De l’utilisation conforme à la DUP de terrains expropriés : appréciation globale ou pour chaque parcelle concernée ?

(Cour de cassation, chambre civile 3, 16 janvier 2013, N° 11-24213)

L’utilisation conforme à la DUP d’un terrain exproprié doit-elle être appréciée pour chaque parcelle prise isolément ?

 [1]


Non : la conformité des réalisations effectuées avec les objectifs poursuivis par la déclaration d’utilité publique, doit s’apprécier au regard de l’ensemble des parcelles acquises pour la réalisation de l’opération déclarée d’utilité publique. Peu importe qu’une seule parcelle ait fait l’objet d’une expropriation, les autres ayant été achetées à l’amiable.

Une ville de 10 000 habitants achète à l’amiable des parcelles pour la construction d’une ZAC.

L’un des propriétaires étant récalcitrant, il est exproprié dans le cadre d’une déclaration d’utilité publique (DUP).

En fin de compte sa parcelle n’est pas aménagée : une partie du terrain fait l’objet d’une cession au profit d’un lotissement voisin, l’autre est laissée nue.
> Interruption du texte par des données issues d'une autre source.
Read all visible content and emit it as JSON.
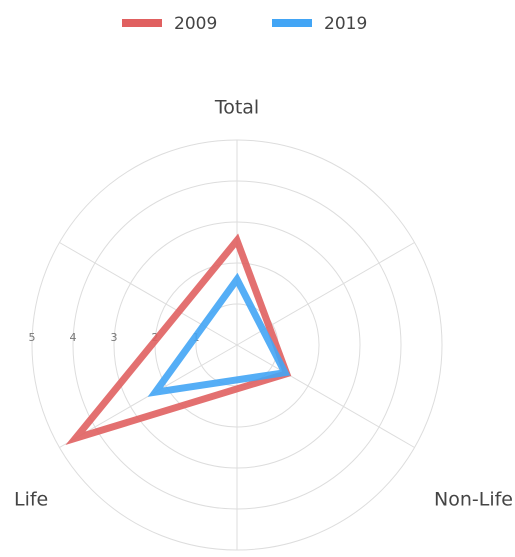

Il demande réparation. En effet si les immeubles expropriés n’ont pas reçu dans le délai de cinq ans ou ont cessé de recevoir cette destination, les anciens propriétaires peuvent en demander la rétrocession pendant un délai de trente ans à compter de l’ordonnance d’expropriation, à moins que ne soit requise une nouvelle déclaration d’utilité publique.

La commune objecte que la conformité des réalisations effectuées avec les objectifs poursuivis par la DUP doit s’apprécier au regard de l’ensemble des parcelles, y compris celles achetées à l’amiable, pour la réalisation de l’opération et non pas au regard de chaque parcelle prise isolément.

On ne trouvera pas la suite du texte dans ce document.